The philosophy that primes Jun Fukukawa's work, a combination of painting and sculpture, is a blast from the recent past. Fukukawa is inspired by the writings of Carlos Castaneda, particularly the book "The Teachings of Don Juan: A Yaqui Way of Knowledge" whose hallucinatory Indian mystical experiences informed a whole generation of hippies in the late 1960s and '70s and popularized the practice of shamanistic rituals in every commune.

Many great artists from the Surrealists through to Joseph Beuys, Mark Rothko, Mike Kelly and even the reticent Ilya Kabakov have assumed the role of the shaman in their art. Susan Sontag explains in her essay "The Pornographic Imagination" that if in the last century art has been invested with an unprecedented stature ("the nearest thing to a sacramental human activity acknowledged by secular society") it is because one of the tasks some artists have taken up is to make risky trips to the outer reaches of normal consciousness and report back what is there.

To fascinate and enthrall audiences, not merely to educate or entertain them has "made the exemplary modern artist a broker in madness," to inform "regular" people of what is out there, without their having to make the trip themselves. How worthwhile the artistic results from this experience are depends on the authenticity of the work and how it touches on the viewers' own humanity.

Indeed, the work of any artist who places him- or herself in this role may receive widely different evaluations from different viewers. The role of individual viewer experience may explain why art that is trash to some can be a revelation to others.

Fukukawa uses as his familiar the image of the dog, who unveils the hidden world that the artist, sporting a cowboy hat, earnestly insists is in the space that surrounds us, between all things, as real as anything we can perceive with our physical eyes. The dog demonstrates Fukukawa's belief in the palpability of the unseen by making it appear to travel between here and "there."

In one work a dog's sculpted head is suspended on a string in front of a painting, appearing to be in the process of morphing from the hidden world into the real with the canvas acting as the membrane in between.
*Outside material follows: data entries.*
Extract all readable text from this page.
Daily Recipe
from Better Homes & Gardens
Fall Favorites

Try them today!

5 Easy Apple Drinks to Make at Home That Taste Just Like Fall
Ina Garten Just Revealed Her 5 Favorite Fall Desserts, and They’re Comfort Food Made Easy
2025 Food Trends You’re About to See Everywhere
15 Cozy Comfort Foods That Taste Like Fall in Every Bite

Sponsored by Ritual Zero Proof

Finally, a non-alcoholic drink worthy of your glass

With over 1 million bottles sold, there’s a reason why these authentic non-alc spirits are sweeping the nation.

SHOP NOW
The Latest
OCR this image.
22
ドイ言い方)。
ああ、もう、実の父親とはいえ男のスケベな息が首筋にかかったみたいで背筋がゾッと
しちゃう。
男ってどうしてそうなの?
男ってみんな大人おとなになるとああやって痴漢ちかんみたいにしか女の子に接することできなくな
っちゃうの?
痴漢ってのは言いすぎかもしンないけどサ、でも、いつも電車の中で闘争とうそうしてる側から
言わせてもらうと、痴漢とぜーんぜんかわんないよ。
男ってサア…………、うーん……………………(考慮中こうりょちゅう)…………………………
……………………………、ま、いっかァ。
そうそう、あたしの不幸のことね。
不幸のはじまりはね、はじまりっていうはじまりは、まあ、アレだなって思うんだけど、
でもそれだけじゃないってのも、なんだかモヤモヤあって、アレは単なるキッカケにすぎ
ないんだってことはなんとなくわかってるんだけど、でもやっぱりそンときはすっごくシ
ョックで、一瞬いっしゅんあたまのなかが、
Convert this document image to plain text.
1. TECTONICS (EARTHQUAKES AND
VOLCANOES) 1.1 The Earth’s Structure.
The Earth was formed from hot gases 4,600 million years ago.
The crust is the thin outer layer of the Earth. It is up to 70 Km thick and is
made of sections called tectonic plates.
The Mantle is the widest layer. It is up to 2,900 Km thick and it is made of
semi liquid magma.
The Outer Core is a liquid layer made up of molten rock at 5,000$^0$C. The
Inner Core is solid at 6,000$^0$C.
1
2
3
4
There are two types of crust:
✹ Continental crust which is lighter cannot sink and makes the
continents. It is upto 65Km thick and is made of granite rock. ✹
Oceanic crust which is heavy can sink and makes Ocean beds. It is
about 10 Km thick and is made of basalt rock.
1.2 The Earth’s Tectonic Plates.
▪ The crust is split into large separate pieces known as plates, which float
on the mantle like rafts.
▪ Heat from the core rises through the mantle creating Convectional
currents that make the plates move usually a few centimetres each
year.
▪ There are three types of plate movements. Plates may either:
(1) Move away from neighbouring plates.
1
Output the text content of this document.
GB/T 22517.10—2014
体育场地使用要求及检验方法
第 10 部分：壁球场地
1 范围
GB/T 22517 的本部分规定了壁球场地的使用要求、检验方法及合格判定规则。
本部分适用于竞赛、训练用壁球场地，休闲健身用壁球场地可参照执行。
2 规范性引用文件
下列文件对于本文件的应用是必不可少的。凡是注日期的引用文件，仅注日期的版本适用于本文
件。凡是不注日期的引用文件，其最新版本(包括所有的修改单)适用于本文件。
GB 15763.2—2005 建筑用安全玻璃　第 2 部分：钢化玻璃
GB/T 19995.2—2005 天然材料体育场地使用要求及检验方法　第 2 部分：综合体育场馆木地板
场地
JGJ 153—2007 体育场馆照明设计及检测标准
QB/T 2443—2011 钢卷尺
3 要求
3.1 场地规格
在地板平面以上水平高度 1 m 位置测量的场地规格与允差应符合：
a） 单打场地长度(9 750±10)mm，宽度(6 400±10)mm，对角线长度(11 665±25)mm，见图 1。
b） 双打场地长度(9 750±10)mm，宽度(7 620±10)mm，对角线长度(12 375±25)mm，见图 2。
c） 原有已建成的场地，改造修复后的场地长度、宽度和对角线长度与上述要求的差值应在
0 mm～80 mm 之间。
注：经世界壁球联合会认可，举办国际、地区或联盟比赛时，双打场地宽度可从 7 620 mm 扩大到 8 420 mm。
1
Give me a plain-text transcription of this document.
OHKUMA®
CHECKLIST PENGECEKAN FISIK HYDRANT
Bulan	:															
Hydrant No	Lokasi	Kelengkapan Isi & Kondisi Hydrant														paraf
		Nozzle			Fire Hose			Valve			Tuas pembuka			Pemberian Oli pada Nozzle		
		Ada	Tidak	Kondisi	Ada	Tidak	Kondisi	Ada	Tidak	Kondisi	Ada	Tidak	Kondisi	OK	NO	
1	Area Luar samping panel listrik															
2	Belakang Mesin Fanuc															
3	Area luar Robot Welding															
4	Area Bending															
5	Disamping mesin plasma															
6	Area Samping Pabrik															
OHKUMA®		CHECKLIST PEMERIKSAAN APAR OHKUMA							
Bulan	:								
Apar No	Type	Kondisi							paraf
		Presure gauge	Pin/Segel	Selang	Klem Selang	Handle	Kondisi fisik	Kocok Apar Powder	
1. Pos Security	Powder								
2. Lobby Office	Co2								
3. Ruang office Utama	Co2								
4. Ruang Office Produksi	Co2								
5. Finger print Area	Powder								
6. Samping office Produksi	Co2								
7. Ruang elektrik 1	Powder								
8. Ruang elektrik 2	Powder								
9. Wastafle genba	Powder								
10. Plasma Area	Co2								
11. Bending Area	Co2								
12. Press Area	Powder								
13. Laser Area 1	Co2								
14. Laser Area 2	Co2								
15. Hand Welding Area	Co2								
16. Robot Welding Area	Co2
In another painting a reversal occurs as the hindquarters of the dog are seen disappearing into the canvas, as it leaves the world of tactile things for the world of the invisible.

Fukukawa uses the dog as a conduit to actualize the unseen as it enters and leaves through the canvas, which Fukukawa himself stretches from any material he is inspired to use. In one work he stretches transparent Mylar to render invisible the barrier between the surface and the framework of the painting.

Fukukawa recently arrived back from a long stint in France and had no studio within which to work toward a show. The solution was provided by the Saatchi and Saatchi staff, who work in a friendly, easygoing and open office with no one main curator. They handed over the gallery space to Fukukawa to use as an open studio. Thus the artist paints and sculpts his exhibition on site, and everyone is welcome to come and view the work in progress, which will culminate in a finished show by Sept. 12 and then go on until Sept. 30.

The newly opened Tokyo Saatchi and Saatchi office, a few minutes from Aoyama-Itchome, has a large open gallery with high white walls, one of which is curved, and polished wooden floors. The gallery is intended as a totally free space for emerging Japanese artists who cannot afford to exhibit elsewhere, with all proceeds of any work sold going directly to the artist.

Graham Thomas, president and CEO of Saatchi and Saatchi in Japan and the altruistic originator of the concept, points out that this is the only Saatchi office in the world with such a gallery space.

Thomas, reclining on a black designer chair in his uniquely minimal office (his desk is a work unit on a pole; a wide glass wall that swings into a door the only division from the gallery), is expansive and happy about supporting Japanese art, and sees the creativity of the artists exhibiting in the gallery as inspirational in the Saatchi and Saatchi work environment.

The ability of art to influence the wider commercial environment could help develop a culturally richer world. Still, the number of lawsuits that have recently been filed in Britain by artists who are suing advertising companies for ripping off their ideas is worth pondering. Without being too naive, and with all the best intentions, any work inspired by artists and used for commercial purposes obviously must be acknowledged.

It would be utterly counterproductive if the paranoid litigious atmosphere that permeates American culture, and apparently now the British art world (Damien Hirst is suing a company for using polka dots) were to foster fear and prevent open and genuine dialogue between disciplines, or exhibitions in spaces like the Tokyo Saatchi and Saatchi gallery.